Modena. Un atteso ritorno è quello di Umberto Orsini in scena al Teatro Storchi con “Il nipote di Wittgenstein. Storia di un’amicizia” di Thomas Bernhard.
Uno degli spettacoli più riusciti del mattatore italiano, originariamente prodotto da ERT: nell’anno del suo debutto, il 2001, Umberto Orsini ha ricevuto il Premio Ubu per la migliore interpretazione.
Protagonista assoluto è proprio l’attore, nonché proiezione dello scrittore Thomas Bernhard che raffigura sé stesso mentre racconta a un’ascoltatrice silenziosa (Elisabetta Piccolomini) la storia di un’amicizia singolare, quella fra due pazzi. Il primo è lo stesso Bernhard, riuscito a dominare la sua pazzia, e il secondo è Paul Wittgenstein, personaggio metà reale e metà immaginario, dominato dalla follia e morto in manicomio, nipote del filosofo austriaco Ludwig Wittgenstein.
Il romanzo di Bernhard è una sorta di “concentrato” dei temi cari all’autore austriaco, il suo testo più intimo in cui affronta in modo diretto il tema chiave dei sentimenti e che ci conduce alla sua voce d’uomo e al suo universo letterario.
“Il nipote di Wittgenstein” è un testo che impone una recitazione “in solitario” – commenta Umberto Orsini – anche se la relazione con la muta presenza femminile che è in scena è fondamentale. È una difficile e impegnativa prova d’attore. Soprattutto devo fare molta attenzione mentre recito a non lasciarmi sopraffare dall’emozione. Io sono abituato a gestire le mie forze per cedere alle emozioni in funzione del testo, ma ci sono dei momenti, nel Nipote, in cui quest’economia tenta di sfuggirmi e spesso l’emozione mi stringe la gola. Occorre allora un gran controllo, perché se è noto che ci si commuove molto più per noi stessi che per gli altri, un testo come questo accende un’immensa auto-commozione. Qui non cerco di interpretare un personaggio, non “faccio Bernhard”, qui ho deciso di “essere Bernhard” e quindi più che fare un personaggio sono me stesso che parla con le parole di un autore grandissimo, che finirà comunque per prevaricarmi e quindi rappresentarsi”.

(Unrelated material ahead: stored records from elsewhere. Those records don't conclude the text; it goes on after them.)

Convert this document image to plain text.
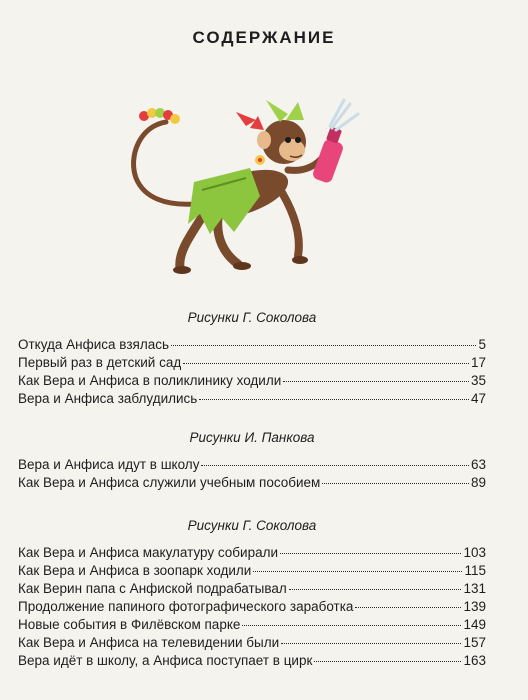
СОДЕРЖАНИЕ
Рисунки Г. Соколова
Откуда Анфиса взялась	5
Первый раз в детский сад	17
Как Вера и Анфиса в поликлинику ходили	35
Вера и Анфиса заблудились	47
Рисунки И. Панкова
Вера и Анфиса идут в школу	63
Как Вера и Анфиса служили учебным пособием	89
Рисунки Г. Соколова
Как Вера и Анфиса макулатуру собирали	103
Как Вера и Анфиса в зоопарк ходили	115
Как Верин папа с Анфиской подрабатывал	131
Продолжение папиного фотографического заработка	139
Новые события в Филёвском парке	149
Как Вера и Анфиса на телевидении были	157
Вера идёт в школу, а Анфиса поступает в цирк	163
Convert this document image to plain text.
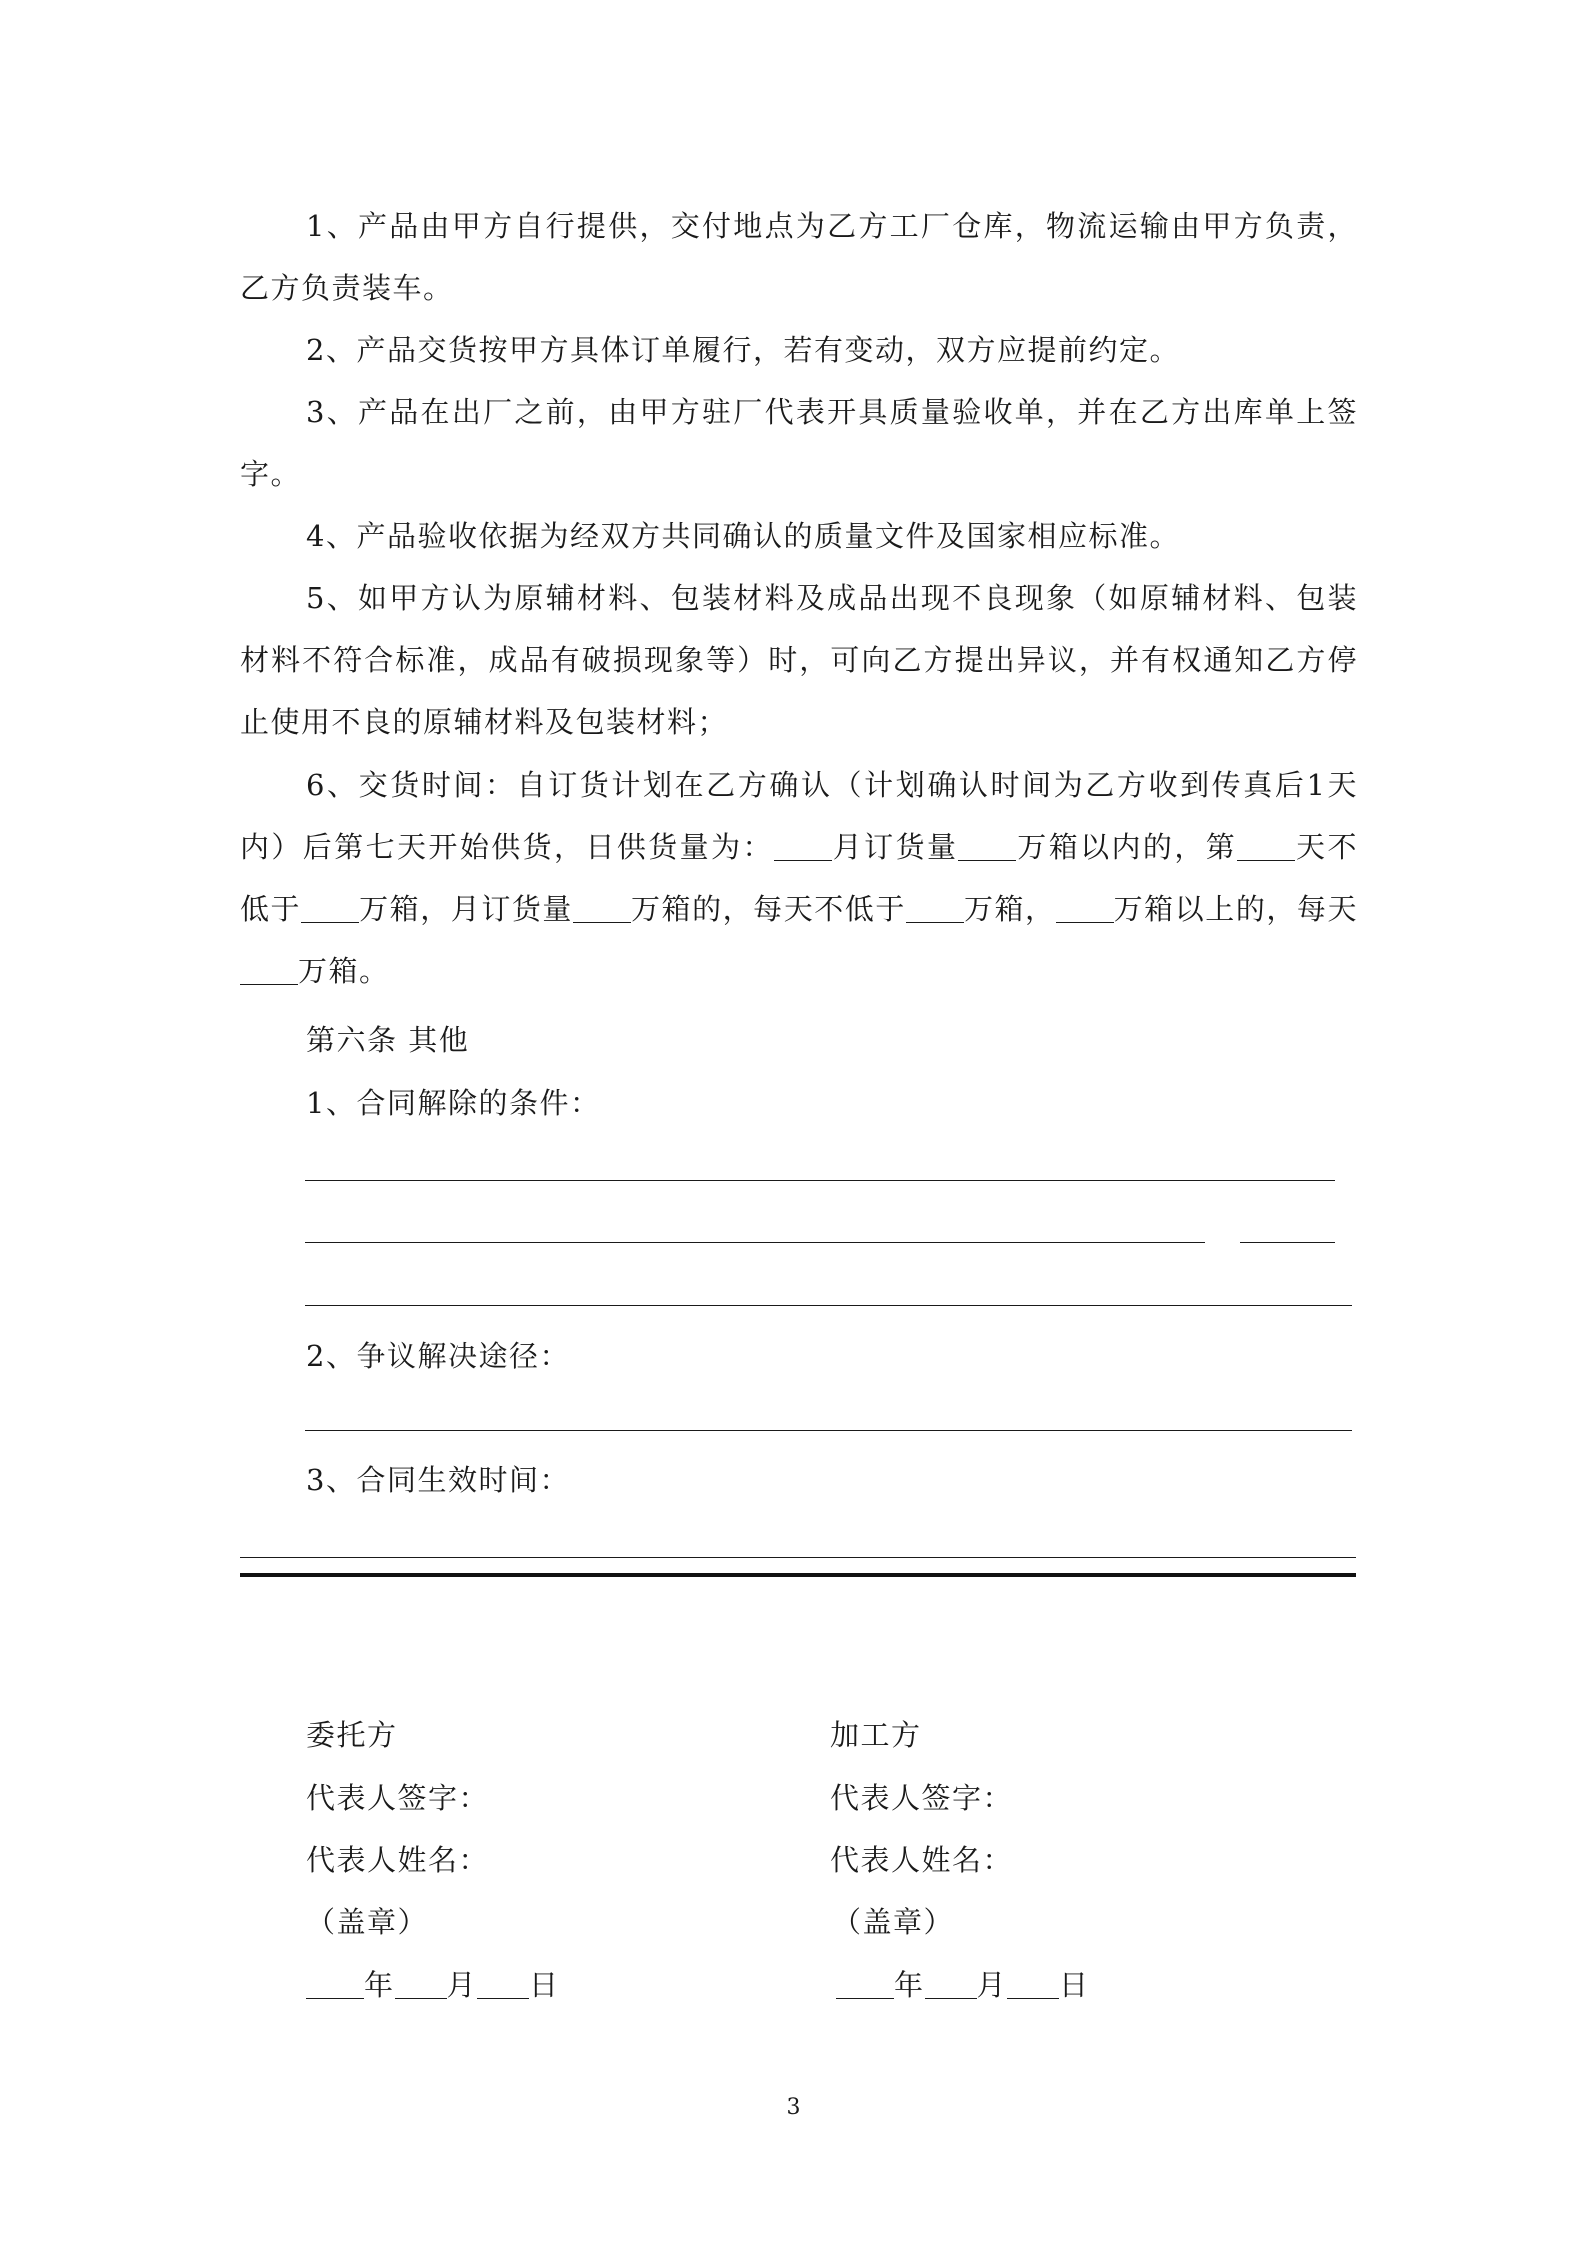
1、产品由甲方自行提供，交付地点为乙方工厂仓库，物流运输由甲方负责，乙方负责装车。

2、产品交货按甲方具体订单履行，若有变动，双方应提前约定。

3、产品在出厂之前，由甲方驻厂代表开具质量验收单，并在乙方出库单上签字。

4、产品验收依据为经双方共同确认的质量文件及国家相应标准。

5、如甲方认为原辅材料、包装材料及成品出现不良现象（如原辅材料、包装材料不符合标准，成品有破损现象等）时，可向乙方提出异议，并有权通知乙方停止使用不良的原辅材料及包装材料；

6、交货时间：自订货计划在乙方确认（计划确认时间为乙方收到传真后1天内）后第七天开始供货，日供货量为： 月订货量 万箱以内的，第 天不低于 万箱，月订货量 万箱的，每天不低于 万箱， 万箱以上的，每天万箱。

第六条 其他
1、合同解除的条件：
2、争议解决途径：
3、合同生效时间：
委托方
代表人签字：
代表人姓名：
（盖章）
年 月 日
加工方
代表人签字：
代表人姓名：
（盖章）
年 月 日
3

“Orsini si rivela non solo, per questo scrittore, un interprete ideale; ma un grande, severo attore della scena italiana. L’ho seguito, nella sua performance, passo passo. Egli parte a una velocità incredibile, come se volesse sbarazzarsi del testo e quindi dello spettatore. Poi rallenta. Senza un percepibile mutamento di passo, egli cambia misura e quindi tono. Da drammatico si fa narrativo, si distende nel puro racconto, ovvero nella pura rievocazione dolorosa, l’amico non c’è più, vi era stata tra i due una intesa, qualcosa aveva interrotto le due solitudini. Quando è sarcastico, Orsini imprime la voce su una sillaba, la prima o la seconda della parola cruciale di una frase. Quando è emozionato, o addirittura commosso, si concede una lunga pausa. A volte liricizza. A volte è scattante. A volte nervoso. I suoi bruschi passaggi quasi sempre introducono a una cupezza. Un attimo prima di finire, si ferma. Ricongiungendosi, idealmente, con l’altra presenza (Piccolomini), precipita nella malinconia, cresce nell’intensità” (Franco Cordelli, Corriere della Sera).

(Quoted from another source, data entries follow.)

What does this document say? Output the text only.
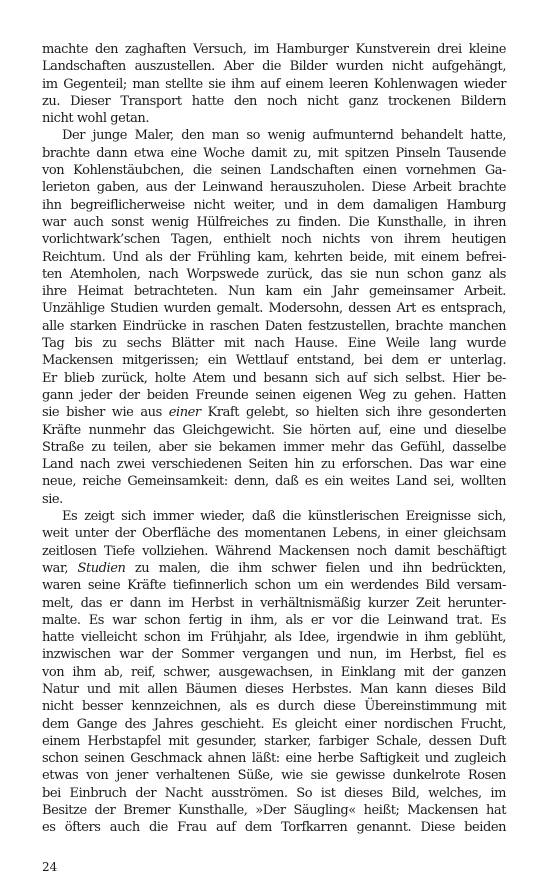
machte den zaghaften Versuch, im Hamburger Kunstverein drei kleine
Landschaften auszustellen. Aber die Bilder wurden nicht aufgehängt,
im Gegenteil; man stellte sie ihm auf einem leeren Kohlenwagen wieder
zu. Dieser Transport hatte den noch nicht ganz trockenen Bildern
nicht wohl getan.
Der junge Maler, den man so wenig aufmunternd behandelt hatte,
brachte dann etwa eine Woche damit zu, mit spitzen Pinseln Tausende
von Kohlenstäubchen, die seinen Landschaften einen vornehmen Ga-
lerieton gaben, aus der Leinwand herauszuholen. Diese Arbeit brachte
ihn begreiflicherweise nicht weiter, und in dem damaligen Hamburg
war auch sonst wenig Hülfreiches zu finden. Die Kunsthalle, in ihren
vorlichtwark’schen Tagen, enthielt noch nichts von ihrem heutigen
Reichtum. Und als der Frühling kam, kehrten beide, mit einem befrei-
ten Atemholen, nach Worpswede zurück, das sie nun schon ganz als
ihre Heimat betrachteten. Nun kam ein Jahr gemeinsamer Arbeit.
Unzählige Studien wurden gemalt. Modersohn, dessen Art es entsprach,
alle starken Eindrücke in raschen Daten festzustellen, brachte manchen
Tag bis zu sechs Blätter mit nach Hause. Eine Weile lang wurde
Mackensen mitgerissen; ein Wettlauf entstand, bei dem er unterlag.
Er blieb zurück, holte Atem und besann sich auf sich selbst. Hier be-
gann jeder der beiden Freunde seinen eigenen Weg zu gehen. Hatten
sie bisher wie aus einer Kraft gelebt, so hielten sich ihre gesonderten
Kräfte nunmehr das Gleichgewicht. Sie hörten auf, eine und dieselbe
Straße zu teilen, aber sie bekamen immer mehr das Gefühl, dasselbe
Land nach zwei verschiedenen Seiten hin zu erforschen. Das war eine
neue, reiche Gemeinsamkeit: denn, daß es ein weites Land sei, wollten
sie.
Es zeigt sich immer wieder, daß die künstlerischen Ereignisse sich,
weit unter der Oberfläche des momentanen Lebens, in einer gleichsam
zeitlosen Tiefe vollziehen. Während Mackensen noch damit beschäftigt
war, Studien zu malen, die ihm schwer fielen und ihn bedrückten,
waren seine Kräfte tiefinnerlich schon um ein werdendes Bild versam-
melt, das er dann im Herbst in verhältnismäßig kurzer Zeit herunter-
malte. Es war schon fertig in ihm, als er vor die Leinwand trat. Es
hatte vielleicht schon im Frühjahr, als Idee, irgendwie in ihm geblüht,
inzwischen war der Sommer vergangen und nun, im Herbst, fiel es
von ihm ab, reif, schwer, ausgewachsen, in Einklang mit der ganzen
Natur und mit allen Bäumen dieses Herbstes. Man kann dieses Bild
nicht besser kennzeichnen, als es durch diese Übereinstimmung mit
dem Gange des Jahres geschieht. Es gleicht einer nordischen Frucht,
einem Herbstapfel mit gesunder, starker, farbiger Schale, dessen Duft
schon seinen Geschmack ahnen läßt: eine herbe Saftigkeit und zugleich
etwas von jener verhaltenen Süße, wie sie gewisse dunkelrote Rosen
bei Einbruch der Nacht ausströmen. So ist dieses Bild, welches, im
Besitze der Bremer Kunsthalle, »Der Säugling« heißt; Mackensen hat
es öfters auch die Frau auf dem Torfkarren genannt. Diese beiden
24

“Non c’è dubbio: “Il nipote di Wittgenstein” è uno straordinario assolo, una eccentrica e memorabile tirata in cui la voce narrante è impostata, o imposturata, come quella d’un attore. (…) Nella magistrale traduzione di Renata Colorni, Orsini snocciola o centellina il monologo con una specie di appassionato virtuosismo, mentre una silenziosa presenza femminile (l’efficace Elisabetta Piccolomini) riordina, spazza o l’aiuta nei suoi frequenti cambi d’abito” (Roberto Barbolini, Panorama).

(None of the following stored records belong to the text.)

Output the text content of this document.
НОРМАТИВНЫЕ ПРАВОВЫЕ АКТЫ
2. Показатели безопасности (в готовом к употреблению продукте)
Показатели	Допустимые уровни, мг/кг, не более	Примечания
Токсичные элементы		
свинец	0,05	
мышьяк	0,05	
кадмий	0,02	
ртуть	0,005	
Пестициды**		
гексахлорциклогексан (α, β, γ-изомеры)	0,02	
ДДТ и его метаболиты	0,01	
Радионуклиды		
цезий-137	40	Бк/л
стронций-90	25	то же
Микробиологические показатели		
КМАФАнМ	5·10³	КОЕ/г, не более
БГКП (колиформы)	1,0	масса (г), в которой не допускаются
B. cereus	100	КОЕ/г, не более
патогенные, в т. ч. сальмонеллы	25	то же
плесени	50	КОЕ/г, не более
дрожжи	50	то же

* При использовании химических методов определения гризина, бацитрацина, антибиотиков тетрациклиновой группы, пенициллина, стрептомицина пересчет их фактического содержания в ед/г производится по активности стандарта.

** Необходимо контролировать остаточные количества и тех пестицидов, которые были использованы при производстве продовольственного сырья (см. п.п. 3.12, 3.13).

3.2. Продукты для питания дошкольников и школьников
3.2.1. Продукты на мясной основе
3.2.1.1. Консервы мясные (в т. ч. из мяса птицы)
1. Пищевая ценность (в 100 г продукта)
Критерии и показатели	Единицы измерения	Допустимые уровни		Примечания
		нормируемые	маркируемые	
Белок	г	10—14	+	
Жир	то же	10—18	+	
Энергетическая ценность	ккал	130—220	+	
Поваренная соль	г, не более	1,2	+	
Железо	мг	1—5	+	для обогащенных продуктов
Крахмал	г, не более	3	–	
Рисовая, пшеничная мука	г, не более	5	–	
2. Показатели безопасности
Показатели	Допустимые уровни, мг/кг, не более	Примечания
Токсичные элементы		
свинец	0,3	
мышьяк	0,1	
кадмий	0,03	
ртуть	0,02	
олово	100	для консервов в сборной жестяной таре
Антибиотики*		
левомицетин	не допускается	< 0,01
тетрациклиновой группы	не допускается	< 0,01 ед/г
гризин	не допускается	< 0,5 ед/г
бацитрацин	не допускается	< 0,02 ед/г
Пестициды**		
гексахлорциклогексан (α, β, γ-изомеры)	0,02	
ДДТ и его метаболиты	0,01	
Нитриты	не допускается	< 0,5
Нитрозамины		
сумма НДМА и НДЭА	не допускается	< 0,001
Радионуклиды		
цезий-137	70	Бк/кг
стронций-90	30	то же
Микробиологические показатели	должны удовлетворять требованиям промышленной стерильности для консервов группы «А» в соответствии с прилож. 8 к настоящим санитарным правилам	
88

“Che dire di Orsini sulla scena? Vigoroso, segnato in volto (ma dalla capacità maschile di trarre bellezza dai reticoli del tempo), duro e tenerissimo, sprezzante, odioso, razionale poeta dell’invettiva come il testo esige. Offre agli spettatori la classica esibizione di bravura, bravura ottenuta con la pratica diuturna del palcoscenico unita a scelte quasi mai facili o comuni (…) inni senza riserve dell’artista novarese, capace di scegliere un impervio cimento contemporaneo e di interpretarlo con rigore ed efficacia, senza mai indulgere al compiacimento e alla compiacenza” (Rita Sala, Il Messaggero).